Recent Performance Improvements in Function Calls in CPython

Function Calls, Locals, and Micro‑Optimizations

  • Several comments benchmark global vs local references to min.
    • Binding local_min = min inside a function/loop often yields ~5–10% speedup because local lookups use a compact array instead of global dict lookups.
    • However, one counter‑benchmark showed a local alias being slightly slower, illustrating that results depend on exact code and version.
  • Putting hot code in a function can roughly halve runtime vs running at module scope, again due to locals being faster than globals.
  • Dynamic features (min being overridable, locals()/exec) constrain optimizations and can cause surprising behavior around local variable visibility.

Builtins, Loops, and Algorithm Choices

  • Using min(heights) on a list is ~5x faster than manual while‑loops scanning for a minimum; for loops are faster than while, but still much slower than the builtin.
  • Using min(a, b) inside a loop was ~3x slower than a simple if comparison.
  • General advice: let optimized builtins and C‑backed libraries do the looping; avoid tight Python loops when possible.

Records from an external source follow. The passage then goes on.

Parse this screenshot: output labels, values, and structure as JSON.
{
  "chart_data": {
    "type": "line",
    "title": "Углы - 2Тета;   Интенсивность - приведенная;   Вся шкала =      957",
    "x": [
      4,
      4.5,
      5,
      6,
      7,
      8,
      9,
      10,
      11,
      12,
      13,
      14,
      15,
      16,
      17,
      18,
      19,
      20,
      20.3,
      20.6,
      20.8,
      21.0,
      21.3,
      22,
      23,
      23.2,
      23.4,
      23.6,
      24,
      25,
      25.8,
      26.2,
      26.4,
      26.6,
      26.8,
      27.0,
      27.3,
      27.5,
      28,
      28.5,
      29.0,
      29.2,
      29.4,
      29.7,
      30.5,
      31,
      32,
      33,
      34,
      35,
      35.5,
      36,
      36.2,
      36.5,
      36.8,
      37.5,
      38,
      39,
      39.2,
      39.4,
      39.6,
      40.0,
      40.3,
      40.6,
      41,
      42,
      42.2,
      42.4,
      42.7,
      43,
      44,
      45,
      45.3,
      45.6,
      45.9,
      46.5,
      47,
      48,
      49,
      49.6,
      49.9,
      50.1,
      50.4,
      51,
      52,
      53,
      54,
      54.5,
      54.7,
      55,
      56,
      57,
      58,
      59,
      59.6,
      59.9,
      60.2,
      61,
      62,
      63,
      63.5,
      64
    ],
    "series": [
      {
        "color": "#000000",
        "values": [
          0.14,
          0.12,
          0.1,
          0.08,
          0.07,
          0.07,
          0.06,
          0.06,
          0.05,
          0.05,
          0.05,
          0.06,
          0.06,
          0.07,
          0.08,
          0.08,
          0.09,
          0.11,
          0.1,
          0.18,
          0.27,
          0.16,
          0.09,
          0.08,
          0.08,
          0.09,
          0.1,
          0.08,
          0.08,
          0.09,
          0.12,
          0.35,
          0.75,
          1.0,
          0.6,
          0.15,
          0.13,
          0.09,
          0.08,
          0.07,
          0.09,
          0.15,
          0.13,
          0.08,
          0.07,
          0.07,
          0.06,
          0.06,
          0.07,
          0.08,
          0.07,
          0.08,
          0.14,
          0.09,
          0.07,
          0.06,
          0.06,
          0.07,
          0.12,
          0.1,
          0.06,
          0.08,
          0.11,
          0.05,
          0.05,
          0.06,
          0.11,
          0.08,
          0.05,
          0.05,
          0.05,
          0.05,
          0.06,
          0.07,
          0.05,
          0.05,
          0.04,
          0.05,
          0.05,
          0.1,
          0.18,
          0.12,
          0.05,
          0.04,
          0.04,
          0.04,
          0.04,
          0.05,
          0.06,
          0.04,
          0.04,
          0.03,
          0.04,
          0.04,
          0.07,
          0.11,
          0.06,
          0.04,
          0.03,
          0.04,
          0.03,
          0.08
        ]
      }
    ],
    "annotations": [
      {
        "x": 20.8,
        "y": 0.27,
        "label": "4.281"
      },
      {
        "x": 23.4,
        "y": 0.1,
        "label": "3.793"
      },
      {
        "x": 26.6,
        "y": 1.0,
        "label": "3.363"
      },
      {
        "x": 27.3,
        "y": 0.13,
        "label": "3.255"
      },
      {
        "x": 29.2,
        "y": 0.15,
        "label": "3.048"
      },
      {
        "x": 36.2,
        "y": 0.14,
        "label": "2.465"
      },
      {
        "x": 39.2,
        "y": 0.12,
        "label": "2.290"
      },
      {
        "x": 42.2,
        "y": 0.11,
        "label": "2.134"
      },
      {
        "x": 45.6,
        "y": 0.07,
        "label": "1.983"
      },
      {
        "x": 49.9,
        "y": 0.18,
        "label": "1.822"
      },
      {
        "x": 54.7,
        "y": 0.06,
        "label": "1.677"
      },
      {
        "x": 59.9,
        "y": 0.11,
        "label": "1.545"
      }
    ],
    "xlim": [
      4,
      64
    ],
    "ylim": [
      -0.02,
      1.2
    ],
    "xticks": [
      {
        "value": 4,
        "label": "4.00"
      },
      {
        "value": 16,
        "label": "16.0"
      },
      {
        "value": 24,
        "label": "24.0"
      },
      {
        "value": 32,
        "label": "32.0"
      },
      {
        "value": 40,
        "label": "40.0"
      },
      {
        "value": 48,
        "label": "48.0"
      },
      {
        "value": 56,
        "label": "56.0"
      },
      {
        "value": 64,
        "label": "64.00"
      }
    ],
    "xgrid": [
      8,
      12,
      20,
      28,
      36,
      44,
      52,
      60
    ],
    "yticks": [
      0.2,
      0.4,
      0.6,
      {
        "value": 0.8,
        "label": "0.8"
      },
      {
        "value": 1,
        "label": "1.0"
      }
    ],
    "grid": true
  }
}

CPython vs Other Runtimes and Languages

  • CPython remains much slower than PHP, Go, and Java in simple loop benchmarks (often multiple‑x slower), while PyPy can be significantly faster than both CPython and PHP on the same code.
  • Some argue this confirms Python should mainly be “glue” around fast C/Fortran/Rust code; others point out that for many apps, developer time and ecosystem outweigh raw speed.
  • Rewriting Python prototypes in Rust/Go/Java often yields 10–20x speedups, but at higher implementation cost.

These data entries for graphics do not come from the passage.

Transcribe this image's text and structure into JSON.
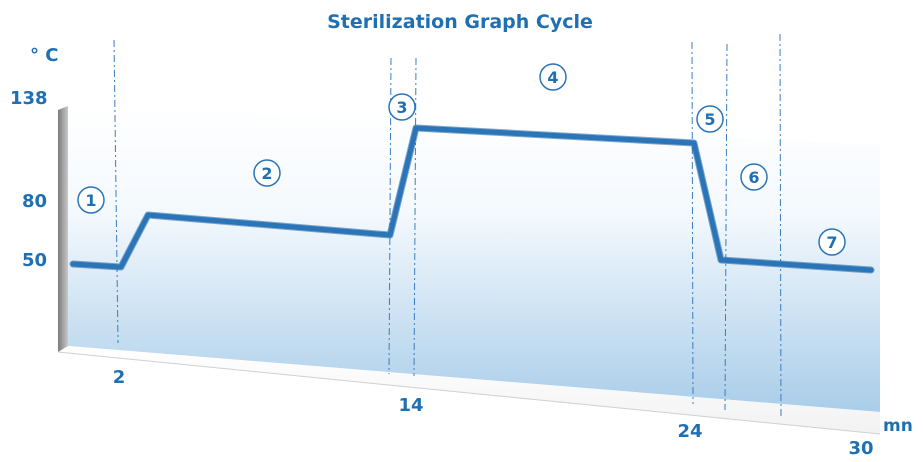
{
  "chart_data": {
    "type": "line",
    "title": "Sterilization Graph Cycle",
    "ylabel": "° C",
    "xlabel": "mn",
    "y_ticks": [
      "138",
      "80",
      "50"
    ],
    "x_ticks": [
      "2",
      "14",
      "24",
      "30"
    ],
    "phase_labels": [
      "1",
      "2",
      "3",
      "4",
      "5",
      "6",
      "7"
    ],
    "colors": {
      "line": "#2a74b8",
      "text": "#1f6fb3",
      "guide": "#3a7dc0"
    },
    "grid": false
  }
}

Interpreter Internals and Optimization Strategy

  • Python 3.11+ executes many Python‑level calls entirely inside the bytecode interpreter loop (no C call), improving call performance.
  • Discussion compares this to Lua and LuaJIT, which experiment with opposite strategies (using or avoiding C‑level calls) for performance.
  • Superinstructions were mostly removed because they inhibited newer optimizations.

Ecosystem, Use Cases, and Tooling

  • Python is defended as a high‑level DSL over fast native libraries, especially in ML/AI and scientific computing where SciPy, NumPy, and friends dominate.
  • Alternatives like Go, Rust, Nim, Julia, Common Lisp, Fortran, and others are discussed; ecosystem maturity and hiring pool heavily favor Python.
  • Heavy imports (NumPy, pandas, xgboost, etc.) can take seconds, which matters for many short‑lived processes but is a one‑time cost for long‑running workloads.

Meta‑Takeaways

  • Participants stress benchmarking actual code rather than relying on old rules of thumb.
  • Consensus: CPython deliberately trades speed for simplicity, flexibility, and C‑extension friendliness; performance work is welcome but won’t change that core trade‑off.